Recently, MRI became almost the standard imaging method for the early identification of patients with sacroiliitis due to axial SpA. The main reason for this is the ability of MRI to visualize not only structural damage of sacroiliac joints (eg, erosions, sclerosis, and ankylosis) but also active inflammatory lesions occurring before any structural changes visible on radiographs or CT scan. MRI has both an estimated sensitivity and specificity of about 90%, is not associated with ionizing radiation, and has very few contraindications. However, MRI is not available in all places in the world and is associated with relatively high costs in comparison to conventional radiographs, for instance. The diagnostic value of MRI in the detection of structural damage lesions (erosions, sclerosis, joint space changes, and ankylosis) is not entirely clear and needs further studies.

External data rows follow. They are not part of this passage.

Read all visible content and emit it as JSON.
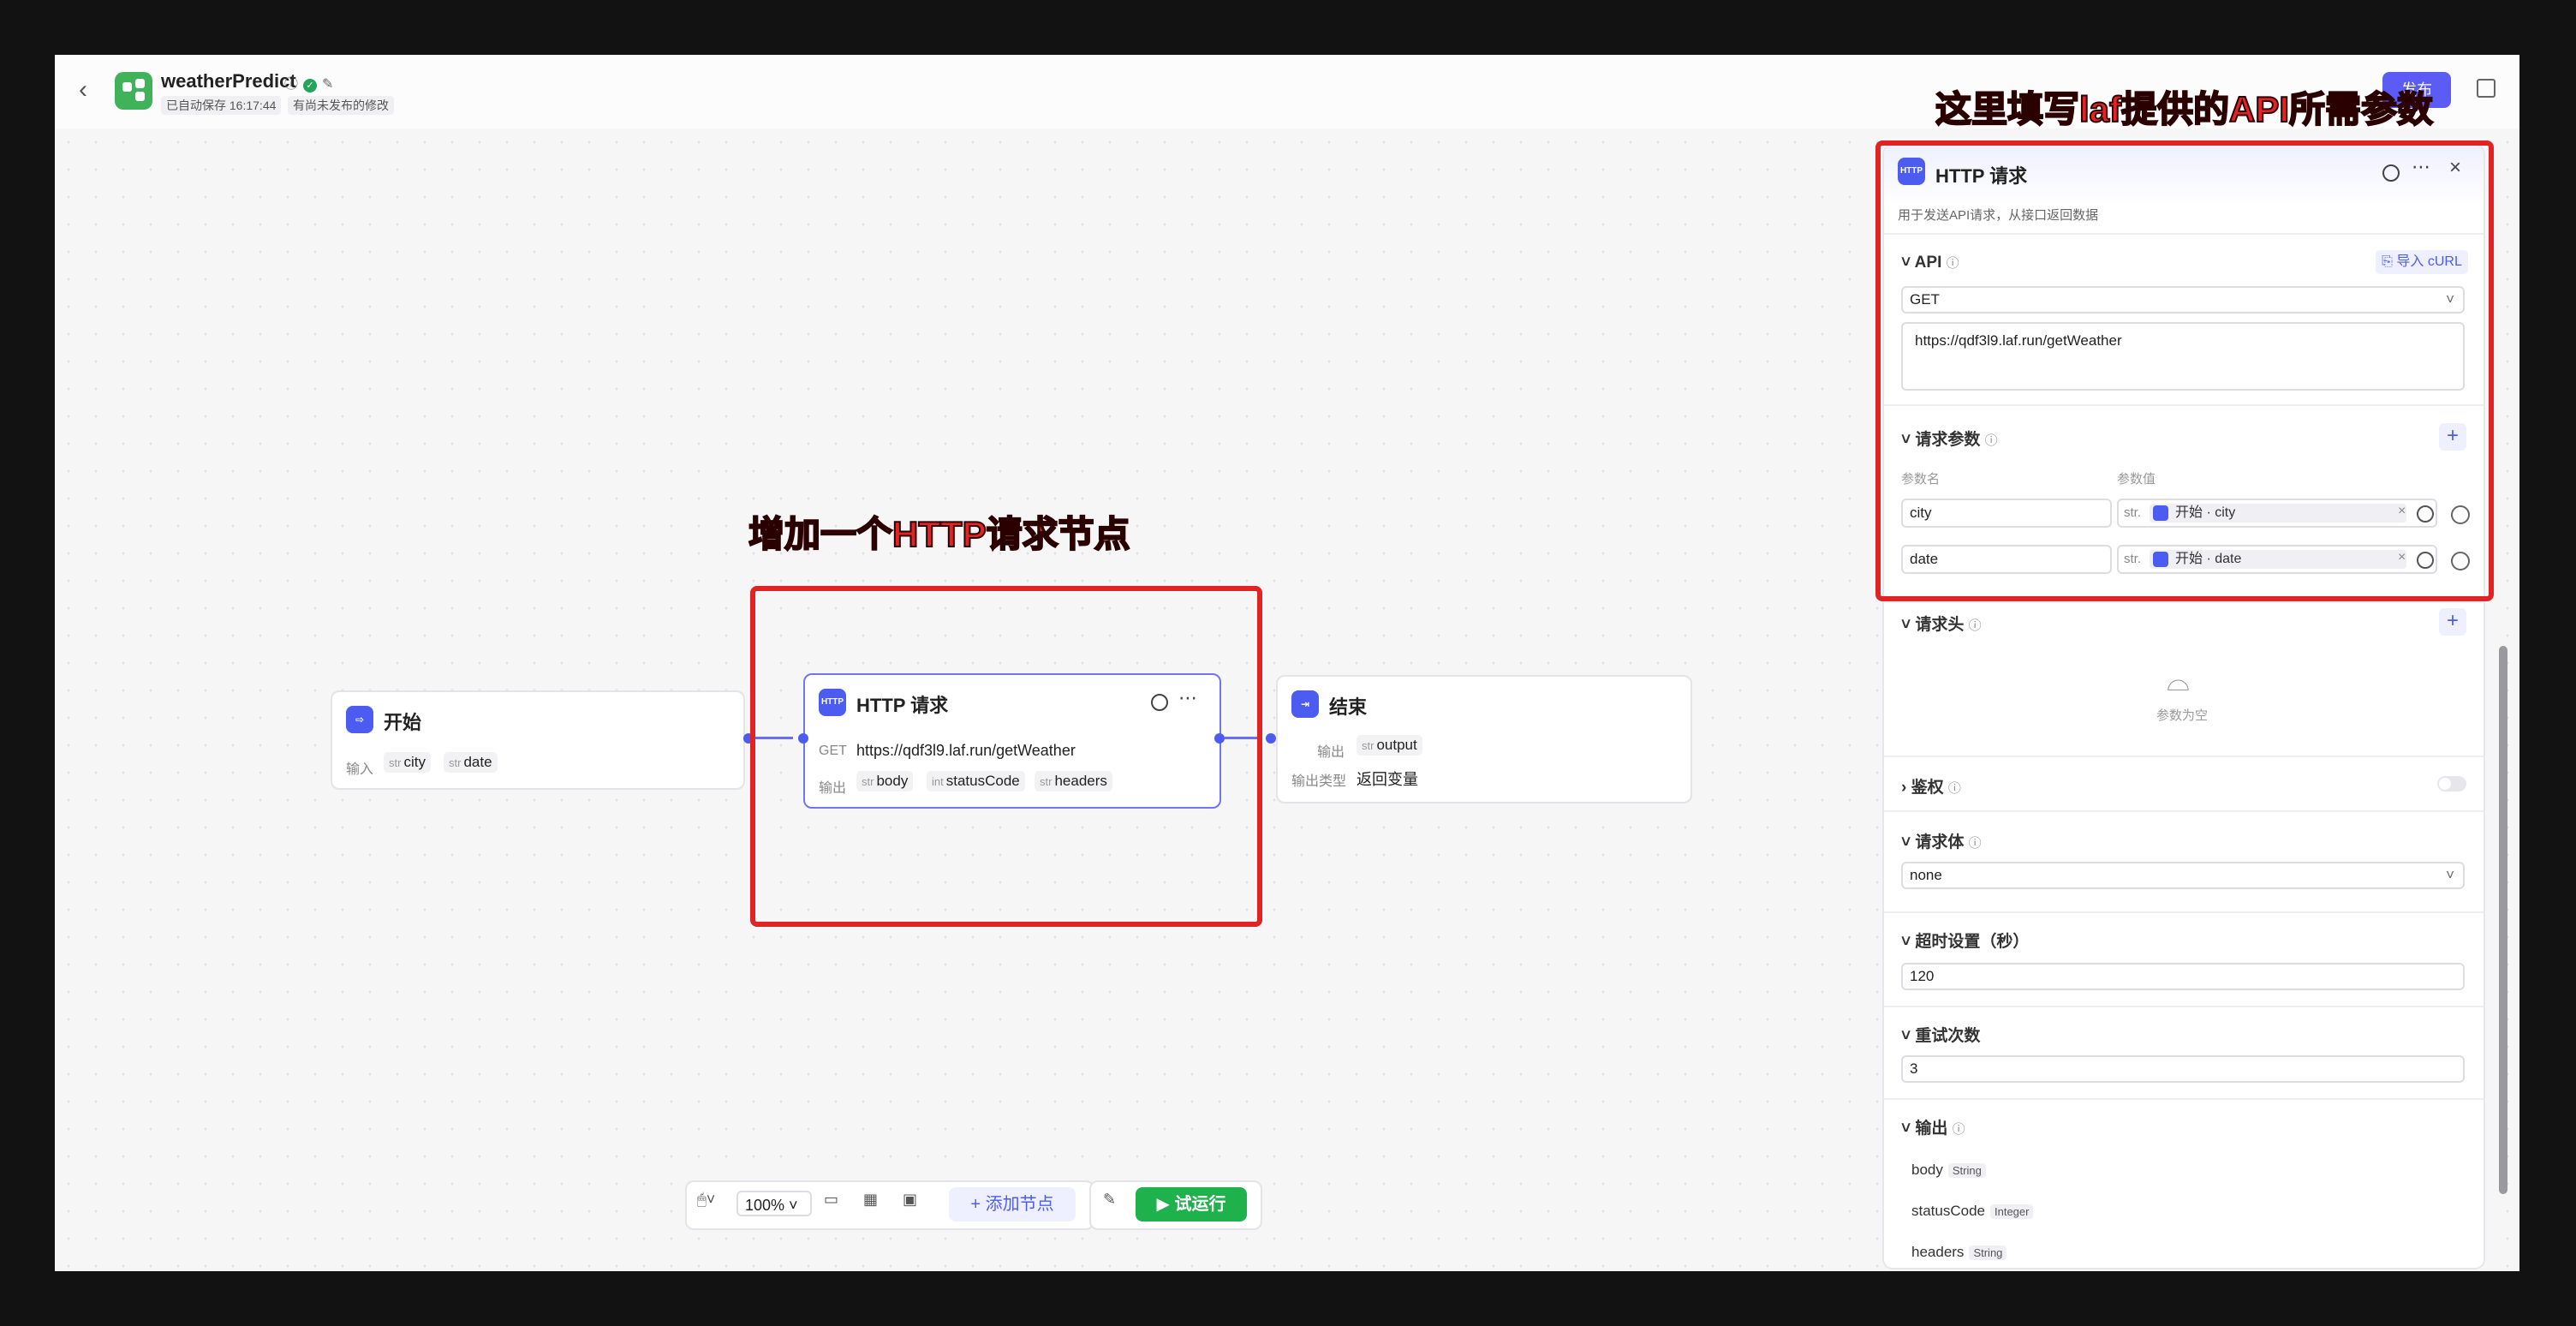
{
  "header": {
    "back_icon": "chevron-left-icon",
    "app_title": "weatherPredict",
    "autosave": "已自动保存 16:17:44",
    "unpublished": "有尚未发布的修改",
    "publish_label": "发布"
  },
  "annotations": {
    "top": "这里填写laf提供的API所需参数",
    "mid": "增加一个HTTP请求节点",
    "color": "#e32424"
  },
  "nodes": {
    "start": {
      "title": "开始",
      "input_label": "输入",
      "params": [
        {
          "type": "str",
          "name": "city"
        },
        {
          "type": "str",
          "name": "date"
        }
      ]
    },
    "http": {
      "title": "HTTP 请求",
      "method": "GET",
      "url": "https://qdf3l9.laf.run/getWeather",
      "output_label": "输出",
      "outputs": [
        {
          "type": "str",
          "name": "body"
        },
        {
          "type": "int",
          "name": "statusCode"
        },
        {
          "type": "str",
          "name": "headers"
        }
      ]
    },
    "end": {
      "title": "结束",
      "output_label": "输出",
      "output": {
        "type": "str",
        "name": "output"
      },
      "output_type_label": "输出类型",
      "output_type_value": "返回变量"
    }
  },
  "toolbar": {
    "zoom": "100%",
    "add_node": "添加节点",
    "run": "试运行"
  },
  "panel": {
    "title": "HTTP 请求",
    "description": "用于发送API请求，从接口返回数据",
    "api_label": "API",
    "import_curl": "导入 cURL",
    "method": "GET",
    "url": "https://qdf3l9.laf.run/getWeather",
    "params_label": "请求参数",
    "param_name_header": "参数名",
    "param_value_header": "参数值",
    "params": [
      {
        "name": "city",
        "type": "str.",
        "ref": "开始 · city"
      },
      {
        "name": "date",
        "type": "str.",
        "ref": "开始 · date"
      }
    ],
    "headers_label": "请求头",
    "headers_empty": "参数为空",
    "auth_label": "鉴权",
    "body_label": "请求体",
    "body_value": "none",
    "timeout_label": "超时设置（秒）",
    "timeout_value": "120",
    "retry_label": "重试次数",
    "retry_value": "3",
    "output_label": "输出",
    "outputs": [
      {
        "name": "body",
        "type": "String"
      },
      {
        "name": "statusCode",
        "type": "Integer"
      },
      {
        "name": "headers",
        "type": "String"
      }
    ]
  },
  "colors": {
    "accent": "#4d5cf0",
    "run": "#1fb14b",
    "annotation": "#e02424"
  }
}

For the diagnosis of axial SpA, two MRI sequences are of importance: short tau inversion recovery (STIR) and T1-weighted sequences. T2-weighted sequence (with or without fat suppression) and T1-weighted postcontrast fat-suppressed sequence are supplementary and usually do not provide additional information to the previously mentioned sequences. STIR is a method of visualization of active inflammatory lesions ( Fig. 5 B), which is important for early SpA diagnosis. In T1-weighted images, several kinds of postinflammatory changes providing supportive information (eg, relevant for the differential diagnosis), can be recognized: fatty lesions (fat depositions), erosions, and, to a lesser extent, sclerosis and ankylosis (see Fig. 5 C).